By Kim Hilsenbeck.
Two phone calls, possibly within hours of each other, had polar opposite news for two Texas families.
Athena Tyner of Buda got the call at 3:01 a.m. Nov. 9. It was her son Landon’s transplant nurse, saying a heart was ready.
Hours earlier, a family somewhere in the panhandle of Texas likely received a very different message; their son, husband or brother was gone.
At top,Hays High School student Landon Tyner is rerecovering from a heart transplant surgey at Children’s Hpspital in Houston. His mom, Athena Tyner, said he is doing well but not out of the woods. She is grateful to the family of the heart donor. (Photo by Athena Tyner) |
But for the Tyners, that call meant everything.
Landon, 16, has dilated ardiomyopathy, a congenital disease that weakens and enlarges the heart muscle. The disease progressed in him to the point of requiring a transplant.
Tyner and her husband, Case, and their son Taylor, live near Houston to be close to Children’s Hospital. At a moment’s notice, they had to be ready to bring Landon in for a heart transplant.
“He was only on the (transplant) list for nine days,” Tyner said in a recent phone interview. “He went active Nov. 1 and had surgery on the ninth.”

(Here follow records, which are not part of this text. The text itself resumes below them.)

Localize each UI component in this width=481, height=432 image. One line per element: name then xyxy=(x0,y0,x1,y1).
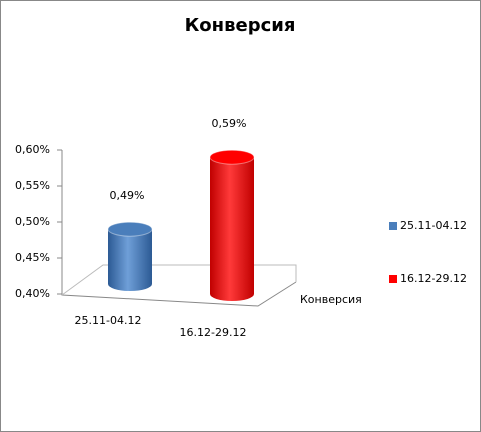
bar-top xyxy=(107,221,153,237)
legend-label: 16.12-29.12 xyxy=(400,272,467,285)
bar-body xyxy=(108,229,152,291)
x-tick-label: 16.12-29.12 xyxy=(180,326,247,339)
value-label: 0,59% xyxy=(212,117,247,130)
y-tick-label: 0,50% xyxy=(15,215,50,228)
bar-body xyxy=(210,157,254,301)
legend-swatch xyxy=(389,275,397,283)
legend-label: 25.11-04.12 xyxy=(400,219,467,232)
bar xyxy=(209,149,255,301)
value-label: 0,49% xyxy=(110,189,145,202)
bar-top xyxy=(209,149,255,165)
floor xyxy=(61,264,297,296)
legend-swatch xyxy=(389,222,397,230)
y-tick-label: 0,45% xyxy=(15,251,50,264)
x-tick-label: 25.11-04.12 xyxy=(75,314,142,327)
y-tick-label: 0,55% xyxy=(15,179,50,192)
y-tick-label: 0,60% xyxy=(15,143,50,156)
y-tick-label: 0,40% xyxy=(15,287,50,300)
depth-label: Конверсия xyxy=(300,293,362,306)
chart-title: Конверсия xyxy=(185,15,296,36)
bar xyxy=(107,221,153,291)
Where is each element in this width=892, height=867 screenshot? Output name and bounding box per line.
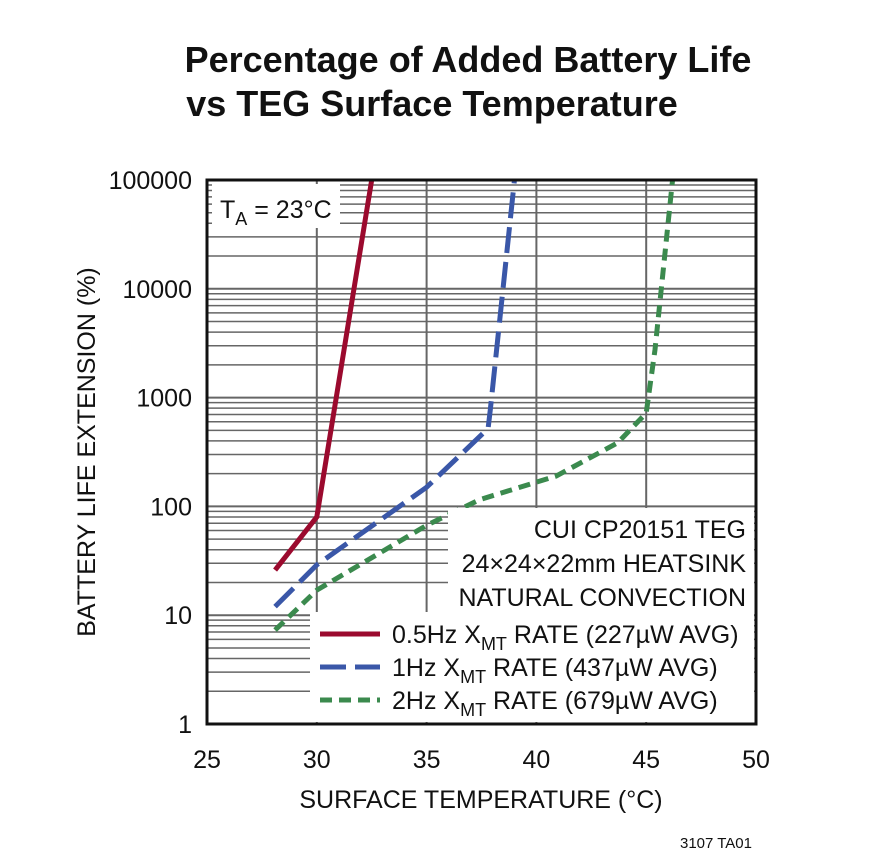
- annotation-bg: [448, 508, 754, 612]
- legend-label-1: 1Hz XMT RATE (437µW AVG): [392, 654, 718, 687]
- series-line-0: [273, 179, 375, 572]
- series-line-1: [273, 179, 517, 609]
- plot-frame: [205, 178, 758, 726]
- legend-label-0: 0.5Hz XMT RATE (227µW AVG): [392, 621, 739, 654]
- x-tick-label: 30: [303, 746, 331, 774]
- ta-annotation-bg: [212, 184, 340, 228]
- legend: 0.5Hz XMT RATE (227µW AVG)1Hz XMT RATE (…: [320, 621, 739, 720]
- annotation-line: 24×24×22mm HEATSINK: [462, 550, 747, 578]
- y-tick-label: 1: [178, 711, 192, 739]
- annotation-line: CUI CP20151 TEG: [534, 516, 746, 544]
- annotation-line: NATURAL CONVECTION: [458, 584, 746, 612]
- x-tick-label: 45: [632, 746, 660, 774]
- chart-title-line-2: vs TEG Surface Temperature: [186, 83, 678, 124]
- y-axis-label: BATTERY LIFE EXTENSION (%): [73, 267, 101, 637]
- ta-annotation: TA = 23°C: [220, 196, 332, 229]
- figure-id: 3107 TA01: [680, 835, 752, 852]
- series-line-2: [273, 179, 676, 632]
- x-tick-label: 35: [413, 746, 441, 774]
- y-tick-label: 1000: [136, 385, 192, 413]
- x-tick-label: 25: [193, 746, 221, 774]
- chart-title-line-1: Percentage of Added Battery Life: [185, 39, 752, 80]
- tick-labels: 25 30 35 40 45 50 1 10 100 1000 10000 100000: [109, 167, 770, 774]
- y-tick-label: 100: [150, 493, 192, 521]
- x-tick-label: 40: [522, 746, 550, 774]
- y-tick-label: 10: [164, 602, 192, 630]
- y-tick-label: 100000: [109, 167, 192, 195]
- series-layer: [273, 179, 676, 632]
- legend-label-2: 2Hz XMT RATE (679µW AVG): [392, 687, 718, 720]
- legend-bg: [310, 612, 754, 722]
- x-axis-label: SURFACE TEMPERATURE (°C): [299, 786, 662, 814]
- x-tick-label: 50: [742, 746, 770, 774]
- y-tick-label: 10000: [122, 276, 192, 304]
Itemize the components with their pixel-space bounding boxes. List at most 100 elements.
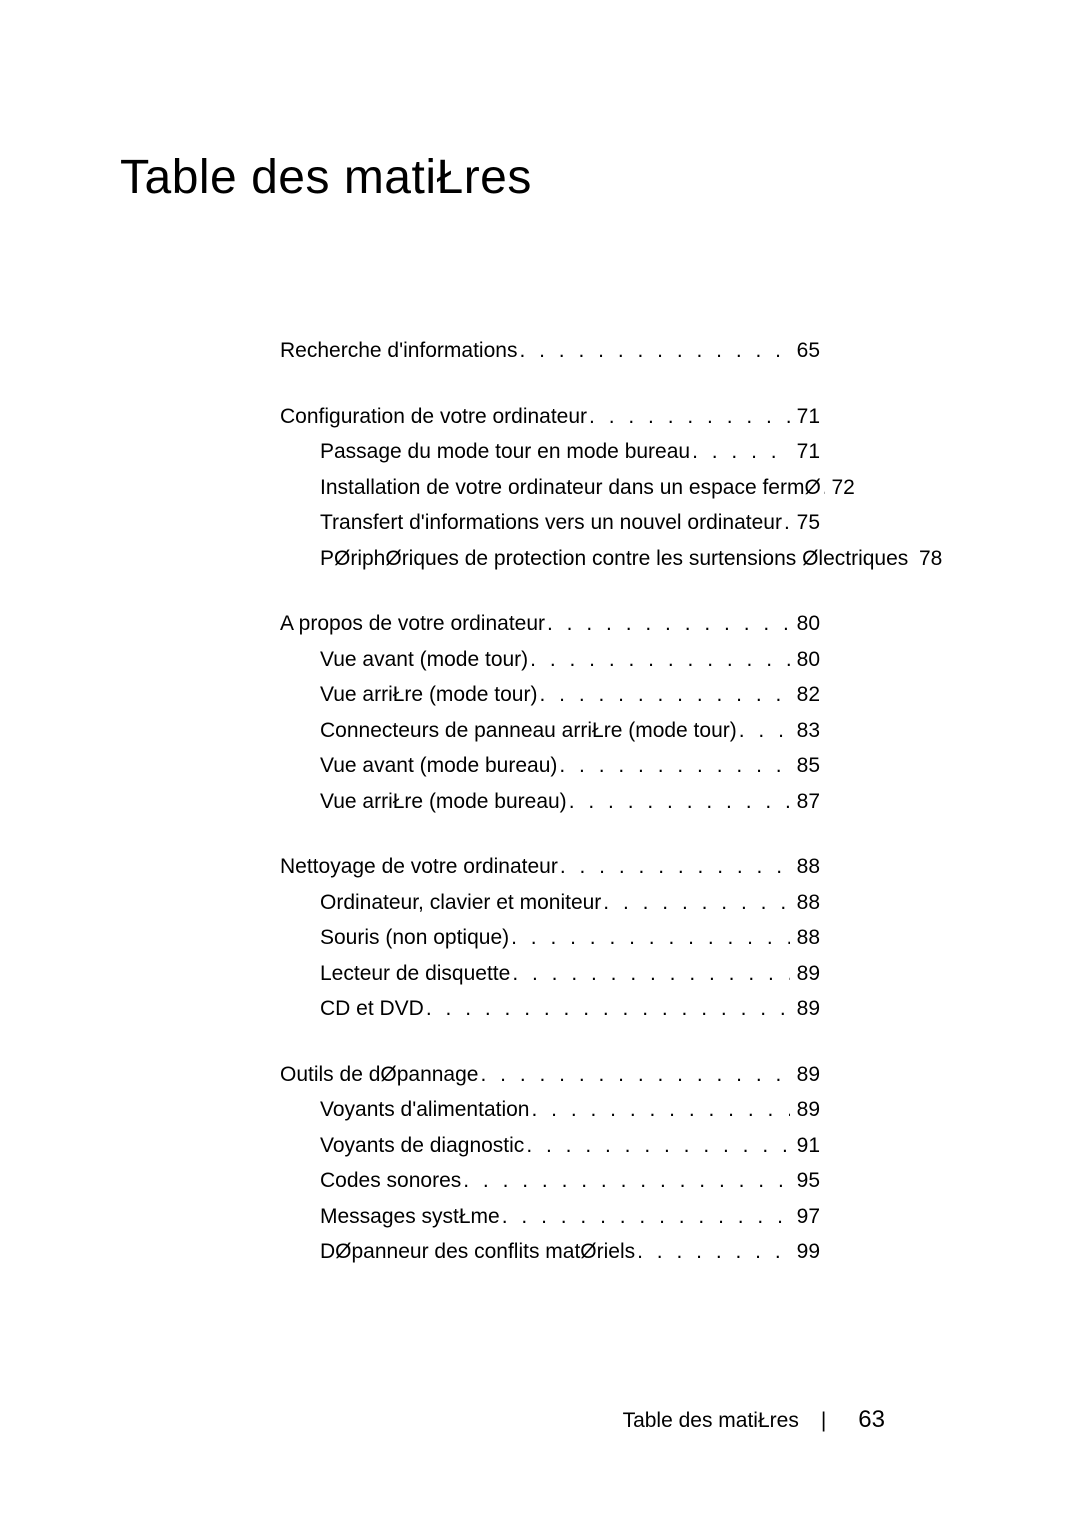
toc-dots (478, 1059, 790, 1091)
toc-dots (510, 958, 790, 990)
toc-dots (567, 786, 790, 818)
toc-sub-label: Installation de votre ordinateur dans un… (320, 472, 821, 504)
page-title: Table des matiŁres (120, 150, 960, 205)
toc-sub-entry: PØriphØriques de protection contre les s… (280, 543, 820, 575)
toc-dots (529, 1094, 790, 1126)
toc-sub-page: 87 (790, 786, 820, 818)
toc-dots (782, 507, 790, 539)
document-page: Table des matiŁres Recherche d'informati… (0, 0, 1080, 1529)
toc-heading-entry: A propos de votre ordinateur 80 (280, 608, 820, 640)
toc-dots (524, 1130, 790, 1162)
footer-page-number: 63 (858, 1406, 885, 1434)
toc-sub-label: Voyants d'alimentation (320, 1094, 529, 1126)
toc-dots (557, 750, 790, 782)
toc-heading-page: 65 (790, 335, 820, 367)
toc-sub-label: Souris (non optique) (320, 922, 509, 954)
toc-heading-entry: Outils de dØpannage 89 (280, 1059, 820, 1091)
toc-heading-label: A propos de votre ordinateur (280, 608, 545, 640)
toc-sub-page: 89 (790, 958, 820, 990)
toc-sub-label: Vue avant (mode tour) (320, 644, 528, 676)
toc-sub-page: 97 (790, 1201, 820, 1233)
toc-heading-label: Outils de dØpannage (280, 1059, 478, 1091)
toc-sub-entry: Connecteurs de panneau arriŁre (mode tou… (280, 715, 820, 747)
toc-heading-entry: Nettoyage de votre ordinateur 88 (280, 851, 820, 883)
toc-sub-label: Connecteurs de panneau arriŁre (mode tou… (320, 715, 737, 747)
toc-dots (690, 436, 790, 468)
toc-heading-page: 88 (790, 851, 820, 883)
toc-dots (587, 401, 790, 433)
toc-sub-entry: Installation de votre ordinateur dans un… (280, 472, 820, 504)
toc-dots (461, 1165, 790, 1197)
toc-sub-page: 82 (790, 679, 820, 711)
toc-dots (517, 335, 790, 367)
toc-heading-page: 71 (790, 401, 820, 433)
toc-sub-entry: Voyants de diagnostic 91 (280, 1130, 820, 1162)
toc-heading-label: Configuration de votre ordinateur (280, 401, 587, 433)
toc-sub-label: Ordinateur, clavier et moniteur (320, 887, 601, 919)
toc-sub-page: 72 (825, 472, 855, 504)
toc-sub-entry: Voyants d'alimentation89 (280, 1094, 820, 1126)
toc-sub-label: PØriphØriques de protection contre les s… (320, 543, 908, 575)
toc-sub-label: DØpanneur des conflits matØriels (320, 1236, 635, 1268)
toc-sub-page: 75 (790, 507, 820, 539)
toc-sub-label: Lecteur de disquette (320, 958, 510, 990)
toc-sub-label: Messages systŁme (320, 1201, 500, 1233)
toc-dots (635, 1236, 790, 1268)
toc-sub-entry: Messages systŁme 97 (280, 1201, 820, 1233)
toc-sub-entry: Transfert d'informations vers un nouvel … (280, 507, 820, 539)
toc-heading-label: Nettoyage de votre ordinateur (280, 851, 558, 883)
toc-sub-label: Voyants de diagnostic (320, 1130, 524, 1162)
toc-sub-page: 88 (790, 887, 820, 919)
toc-sub-entry: Vue arriŁre (mode tour) 82 (280, 679, 820, 711)
toc-sub-page: 78 (912, 543, 942, 575)
toc-sub-entry: Souris (non optique) 88 (280, 922, 820, 954)
toc-dots (737, 715, 790, 747)
toc-dots (500, 1201, 790, 1233)
toc-sub-label: Passage du mode tour en mode bureau (320, 436, 690, 468)
toc-sub-entry: Codes sonores 95 (280, 1165, 820, 1197)
toc-heading-entry: Configuration de votre ordinateur 71 (280, 401, 820, 433)
table-of-contents: Recherche d'informations 65 Configuration … (280, 335, 820, 1268)
toc-sub-label: Codes sonores (320, 1165, 461, 1197)
toc-sub-label: Vue avant (mode bureau) (320, 750, 557, 782)
toc-dots (537, 679, 790, 711)
toc-sub-page: 80 (790, 644, 820, 676)
toc-sub-page: 95 (790, 1165, 820, 1197)
toc-sub-entry: Lecteur de disquette 89 (280, 958, 820, 990)
toc-section: Recherche d'informations 65 (280, 335, 820, 367)
toc-sub-label: Vue arriŁre (mode tour) (320, 679, 537, 711)
toc-sub-label: Vue arriŁre (mode bureau) (320, 786, 567, 818)
toc-sub-page: 85 (790, 750, 820, 782)
toc-heading-label: Recherche d'informations (280, 335, 517, 367)
footer-separator: | (821, 1409, 826, 1433)
toc-sub-page: 88 (790, 922, 820, 954)
toc-sub-entry: Vue avant (mode tour) 80 (280, 644, 820, 676)
toc-section: A propos de votre ordinateur80Vue avant … (280, 608, 820, 817)
toc-dots (558, 851, 790, 883)
toc-sub-page: 99 (790, 1236, 820, 1268)
toc-heading-page: 89 (790, 1059, 820, 1091)
toc-sub-entry: Passage du mode tour en mode bureau 71 (280, 436, 820, 468)
toc-dots (601, 887, 790, 919)
toc-sub-page: 89 (790, 993, 820, 1025)
toc-sub-page: 83 (790, 715, 820, 747)
toc-sub-page: 71 (790, 436, 820, 468)
page-footer: Table des matiŁres | 63 (623, 1406, 885, 1434)
toc-sub-entry: Ordinateur, clavier et moniteur 88 (280, 887, 820, 919)
footer-label: Table des matiŁres (623, 1409, 799, 1433)
toc-section: Configuration de votre ordinateur71Passa… (280, 401, 820, 575)
toc-sub-page: 91 (790, 1130, 820, 1162)
toc-sub-entry: Vue avant (mode bureau) 85 (280, 750, 820, 782)
toc-dots (545, 608, 790, 640)
toc-heading-page: 80 (790, 608, 820, 640)
toc-dots (509, 922, 790, 954)
toc-sub-label: Transfert d'informations vers un nouvel … (320, 507, 782, 539)
toc-section: Nettoyage de votre ordinateur88Ordinateu… (280, 851, 820, 1025)
toc-sub-entry: Vue arriŁre (mode bureau) 87 (280, 786, 820, 818)
toc-section: Outils de dØpannage89Voyants d'alimentat… (280, 1059, 820, 1268)
toc-sub-entry: DØpanneur des conflits matØriels 99 (280, 1236, 820, 1268)
toc-dots (528, 644, 790, 676)
toc-dots (424, 993, 790, 1025)
toc-sub-entry: CD et DVD 89 (280, 993, 820, 1025)
toc-sub-label: CD et DVD (320, 993, 424, 1025)
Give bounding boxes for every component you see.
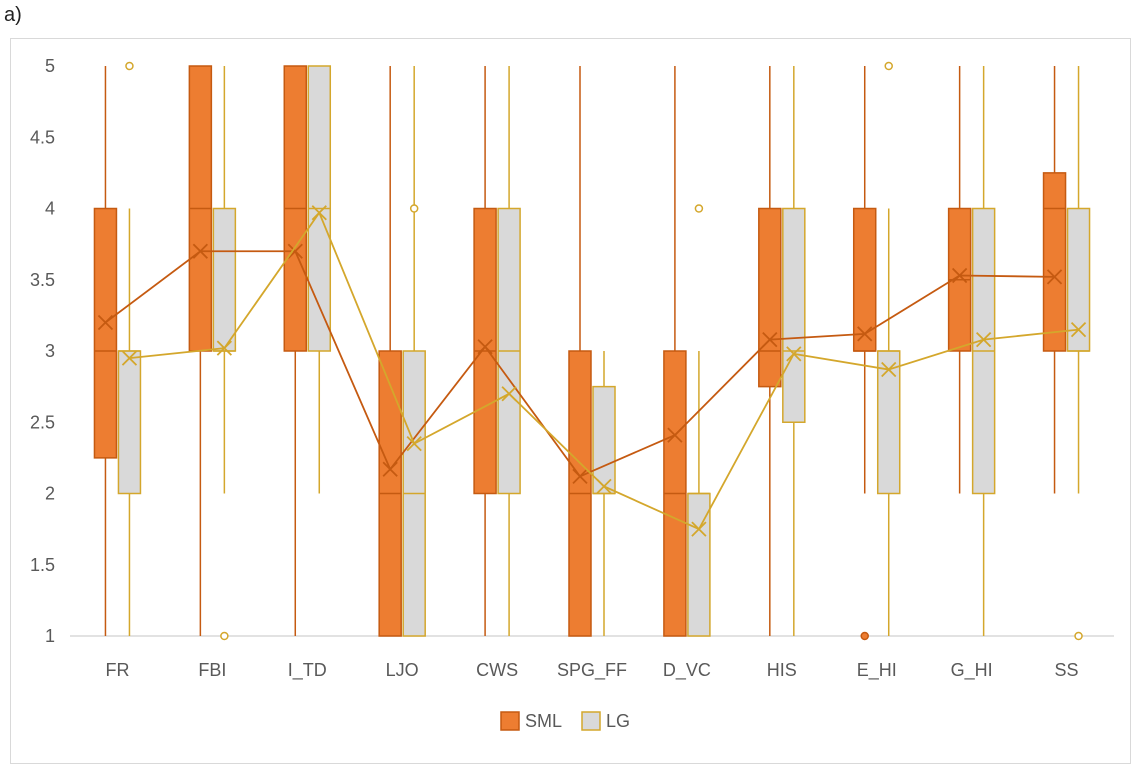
y-tick-label: 3.5	[30, 270, 55, 290]
outlier-point	[1074, 631, 1083, 641]
series-lg	[117, 61, 1091, 641]
outlier-point	[220, 631, 229, 641]
mean-line-lg	[121, 205, 1087, 537]
mean-marker	[596, 478, 612, 495]
mean-marker	[311, 205, 327, 221]
mean-marker	[501, 386, 517, 402]
outlier-point	[694, 204, 704, 213]
mean-line-sml	[97, 243, 1063, 485]
mean-marker	[975, 331, 992, 348]
y-tick-label: 3	[45, 341, 55, 361]
x-category-label: D_VC	[663, 660, 711, 681]
x-category-label: SS	[1055, 660, 1079, 680]
x-category-label: CWS	[476, 660, 518, 680]
outlier-point	[860, 631, 869, 641]
outlier-point	[884, 61, 893, 71]
y-tick-label: 4.5	[30, 127, 55, 147]
y-tick-label: 1	[45, 626, 55, 646]
mean-marker	[192, 243, 209, 259]
x-category-label: SPG_FF	[557, 660, 627, 681]
y-tick-label: 1.5	[30, 555, 55, 575]
x-category-label: G_HI	[951, 660, 993, 681]
y-tick-label: 4	[45, 199, 55, 219]
mean-marker	[406, 435, 422, 452]
mean-marker	[382, 461, 398, 477]
mean-marker	[667, 427, 683, 443]
outlier-point	[409, 204, 419, 213]
box	[93, 207, 118, 459]
box	[1042, 172, 1067, 352]
box	[212, 207, 237, 352]
panel-label: a)	[4, 4, 22, 26]
x-category-label: FR	[105, 660, 129, 680]
box	[758, 207, 782, 388]
mean-marker	[287, 243, 303, 259]
outlier-point	[125, 61, 134, 71]
box	[876, 350, 901, 495]
x-category-label: I_TD	[288, 660, 327, 681]
mean-marker	[1070, 321, 1087, 338]
mean-marker	[1046, 269, 1063, 285]
y-tick-label: 2	[45, 484, 55, 504]
y-tick-label: 2.5	[30, 412, 55, 432]
x-category-label: FBI	[198, 660, 226, 680]
x-category-label: LJO	[386, 660, 419, 680]
legend-label-sml: SML	[525, 711, 562, 731]
box	[782, 207, 806, 423]
mean-marker	[477, 339, 493, 355]
y-tick-label: 5	[45, 56, 55, 76]
mean-marker	[881, 361, 897, 378]
box	[592, 385, 616, 495]
mean-marker	[857, 326, 873, 342]
legend-swatch-sml	[500, 711, 520, 731]
mean-marker	[762, 331, 778, 348]
x-category-label: E_HI	[857, 660, 897, 681]
x-category-label: HIS	[767, 660, 797, 680]
mean-marker	[572, 468, 588, 485]
legend-swatch-lg	[581, 711, 601, 731]
mean-marker	[97, 314, 114, 331]
mean-marker	[121, 350, 138, 366]
mean-marker	[691, 521, 707, 537]
mean-marker	[216, 340, 233, 356]
series-sml	[93, 65, 1067, 641]
legend-label-lg: LG	[606, 711, 630, 731]
mean-marker	[951, 267, 968, 284]
mean-marker	[786, 346, 802, 362]
box	[117, 350, 142, 495]
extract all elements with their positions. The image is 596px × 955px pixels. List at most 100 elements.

Since the summer, doctors kept this Hays High School student alive with a device implanted in his chest called LVAD. It helped his heart keep beating and must be plugged in or use batteries at all times.
“I seriously think [Landon getting a heart so fast] was a miracle,” Tyner said. “People are on the list for years. People with [LVAD] device sometimes don’t even get out of hospital.”
She said the device was just a bridge until his transplant surgery.
“It was a temporary fix,” Tyner said.
Now, 10 days post-transplant, she said Landon appears to be on a path to recovery.
“So far, he’s good but they don’t know. He just needed little tweaks – he had fluid in lungs, high blood pressure,” Tyner said.
Doctors are treating those “tweaks” with medicine. She said Landon is eating, exercising and looking better. But he’s not out of the woods.
“It’s hard for 15-year-old to understand,” Tyner said. “He instantly feels better, even his face looks different, but he doesn’t realize it’s a long road.”
A biopsy this Thursday will tell the Tyners if Landon’s body is accepting the new heart. He will remain on three anti-rejection drugs for rest of his life.
Because of the high risk of infection, Landon won’t go to school for rest of this year.
“The drugs will cause him to have fewer white blood cells, which will suppress his immune system,” Tyner said. “He’s wearing a mask everywhere.”
She said he recently asked to go one floor up to play Bingo. Doctors told him, “No,” because he can’t be around all those other patients.
But should the biopsy show his body is accepting the new heart, Tyner said Landon could be out of the hospital Friday.
“If is body is not rejecting [the heart], we can leave,” she said.
But with twice weekly visits to the doctor for several months to a year, Tyner said she and her husband, along with Landon and his brothers, are contemplating staying in Conroe for the next year. In fact, she said they’ve considered permanently relocating to the Houston area, given its close proximity to the hospital.
“We can’t do all this traveling from Buda,” she said. “And I don’t want to go to any other hospital. I want the best.”
Tyner said her family is so grateful to the family of the heart donor in Amarillo. If she chooses to contact them, she has to wait at least a year and then she can write a letter. The family can then decide if they want to contact the Tyners.
In the meantime, she said, “I just want them to know how thankful we are.”